Dies ist Teil 2 des Interviews zum Thema „Value-based Healthcare“ mit der Berliner Ärztin und Forscherin Sophie-Christin Ernst. Im ersten Teil geht es um den grundsätzliche Frage, was Value-based Healthcare eigentlich ist und was diese Art der Versorgung für Vorteile bietet.
Über die Interviewpartnerin

Sophie-Christin Ernst hat ihr Medizinstudium an der Westfälischen Wilhelms-Universität Münster und der Université Paris Descartes absolviert und forscht am Fachgebiet für Management im Gesundheitswesen der TU Berlin. Dort beschäftigt sie sich vor allem mit Projekten im Bereich patientenzentrierter Gesundheitsversorgung, Qualitätsmessung und -transparenz. Zuvor war sie Teil des Forschungsteams des Chair for Innovation and Value in Health der Université Paris Descartes. Während ihrer Zeit in Paris galt ihr Forschungsinteresse insbesondere dem Thema „Value-Based Healthcare“, über das wir uns im Interview unterhalten.
Das Interview
Simon: Wie steht Deutschland aus Deiner Sicht im internationalen Vergleich dar, wenn es um das Thema Value-Based Healthcare geht? Welches Land sollten wir uns zum Vorbild nehmen?

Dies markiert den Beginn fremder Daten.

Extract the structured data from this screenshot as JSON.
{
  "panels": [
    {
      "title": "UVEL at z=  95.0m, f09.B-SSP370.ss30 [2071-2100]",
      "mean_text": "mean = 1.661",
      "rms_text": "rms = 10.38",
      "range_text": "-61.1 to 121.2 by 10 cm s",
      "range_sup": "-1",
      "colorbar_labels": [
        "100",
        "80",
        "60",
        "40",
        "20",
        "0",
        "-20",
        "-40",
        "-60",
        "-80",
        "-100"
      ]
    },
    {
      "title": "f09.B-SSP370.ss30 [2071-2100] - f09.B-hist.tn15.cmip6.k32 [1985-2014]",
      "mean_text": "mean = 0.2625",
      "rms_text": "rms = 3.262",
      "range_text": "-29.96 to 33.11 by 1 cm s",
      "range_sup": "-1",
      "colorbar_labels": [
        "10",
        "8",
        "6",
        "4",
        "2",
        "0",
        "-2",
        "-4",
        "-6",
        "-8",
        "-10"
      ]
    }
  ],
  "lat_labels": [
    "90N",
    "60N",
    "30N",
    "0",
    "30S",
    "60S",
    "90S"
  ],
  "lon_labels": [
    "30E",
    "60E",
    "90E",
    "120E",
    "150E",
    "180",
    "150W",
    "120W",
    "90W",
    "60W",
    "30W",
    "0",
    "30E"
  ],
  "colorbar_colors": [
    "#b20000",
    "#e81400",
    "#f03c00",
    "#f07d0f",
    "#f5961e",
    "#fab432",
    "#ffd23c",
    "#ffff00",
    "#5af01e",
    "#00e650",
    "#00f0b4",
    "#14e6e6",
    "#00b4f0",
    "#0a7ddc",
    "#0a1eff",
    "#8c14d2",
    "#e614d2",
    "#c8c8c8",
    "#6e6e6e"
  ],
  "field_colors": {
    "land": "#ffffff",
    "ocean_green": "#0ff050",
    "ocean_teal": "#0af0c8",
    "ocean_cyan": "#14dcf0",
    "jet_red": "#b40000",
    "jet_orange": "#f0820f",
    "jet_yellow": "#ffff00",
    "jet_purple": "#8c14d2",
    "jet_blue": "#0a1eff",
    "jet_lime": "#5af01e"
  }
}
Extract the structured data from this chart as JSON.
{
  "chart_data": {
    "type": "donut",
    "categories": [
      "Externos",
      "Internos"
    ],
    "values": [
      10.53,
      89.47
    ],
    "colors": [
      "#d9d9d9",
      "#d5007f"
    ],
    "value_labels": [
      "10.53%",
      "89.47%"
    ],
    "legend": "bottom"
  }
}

In Deutschland ist das Thema Qualität im Gesundheitswesen in den letzten Jahren zunehmend in den Fokus gerückt. PatientInnen sind präsenter und kritischer geworden – nicht zuletzt durch bessere Verfügbarkeit von Informationen. Das aktuelle System und Rollen darin werden heute stärker hinterfragt. Das sind gute Grundsteine für weitere Entwicklungen in Richtung VBHC.
Leuchtturmprojekte wie die Martini-Klinik oder Initiativen im Bereich PROMs, wie beispielsweise die der Charité und der TU Berlin, bringen das Thema und Konzept stärker ins öffentliche Bewusstsein. Auch Fördermöglichkeiten für PROMs Forschung und Implementierung im Rahmen des Innovationsfonds sowie die Option, erste Selektivverträge zwischen Krankenkassen und Leistungserbringern zu schließen, öffnen weitere Möglichkeiten für erste Erfahrungen im Umgang mit Patienten-zentrierten Dimensionen von Qualität und daran geknüpften Anreizen. Das Krankenhauszukunftsgesetz fördert die Digitalisierung in Krankenhäusern – eine wichtige Grundlage für erfolgreiche Umsetzung von VBHC. In den Förderrichtlinien sind erstmals auch konkret PROMs als mögliche Funktionen digitaler Lösungen für das Behandlungsmanagement aufgeführt.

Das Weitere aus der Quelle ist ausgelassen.